College Access in the US
The other way of inequality in the American educational system is college access. Not all students who graduate from secondary or high schools enter colleges due to the limited number of students who qualify. The classes that a student takes and the school he/she attends play an important role in determining whether the student enters college or not. Being enrolled in a school with less access to resources or in an area with a high concentration of racial minorities, the students are much less likely to gain access to prestigious four-year colleges (Hunt 8.) Socioeconomic status plays a big role in determining college access. People having low socioeconomic status or belonging to race or ethnicity minorities are more likely not to get access to colleges, and if they do, they cannot manage the prestigious colleges (Brand & Xie 276). Hence, the inequality makes it extremely difficult for students to attain any success in life, which provides bias and advantage to other students having high social status.
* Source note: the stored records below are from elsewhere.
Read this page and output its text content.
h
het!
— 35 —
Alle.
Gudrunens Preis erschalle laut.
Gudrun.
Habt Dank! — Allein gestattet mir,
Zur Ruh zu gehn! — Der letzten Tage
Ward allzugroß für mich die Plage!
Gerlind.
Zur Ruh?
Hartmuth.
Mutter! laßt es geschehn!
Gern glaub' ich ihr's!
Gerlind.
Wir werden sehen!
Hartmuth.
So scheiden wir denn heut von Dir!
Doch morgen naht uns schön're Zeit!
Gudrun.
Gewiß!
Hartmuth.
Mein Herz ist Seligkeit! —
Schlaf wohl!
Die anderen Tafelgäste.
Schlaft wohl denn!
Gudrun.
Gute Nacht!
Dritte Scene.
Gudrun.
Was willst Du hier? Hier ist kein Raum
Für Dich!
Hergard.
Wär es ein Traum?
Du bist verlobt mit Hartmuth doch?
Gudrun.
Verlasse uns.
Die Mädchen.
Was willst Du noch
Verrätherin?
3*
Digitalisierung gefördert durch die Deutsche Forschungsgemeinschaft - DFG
Another form of inequality in the American educational system is giving preferences to male students over female colleagues when making college applications. This results in preferences being placed on one gender giving it an upper advantage over the other. The issue of gender discrimination has also played a big role in increasing the gap of females who complete college when compared to males. The issue of discrimination made women concentrate more on education to disprove this view and as well as have more career opportunities other than being discriminated against by males (Buchman & Diprete 519). The declining gender discrimination and any other socioeconomic changes in the perception of women in education as well as working women may be one of the largest contributors to the increased gap.
It continues to maintain the existing socioeconomic status in the society as it is only the rich who have a decent education and more advantages over the low-class members. The low-class members strive to attain success, but due to the existing social, economical, and educational aspects, it becomes extremely hard for them to achieve any success in life.
The strains based on socioeconomic factors continue to raise the issue of inequality in American society. The educational system contributes to inequality among students based on their academic ability, race, ethnicity, or other socioeconomic factors. The level of bias and unequal treatment of students contributes to the maintenance of socioeconomic inequality that continues to persist in the community since high chances of success as well as good educational opportunities are mainly awarded to the rich and socially and economically affluent members of society. The individuals having low social and economic status continue to face the same inequality in the educational system, which makes it hard for them to be successful.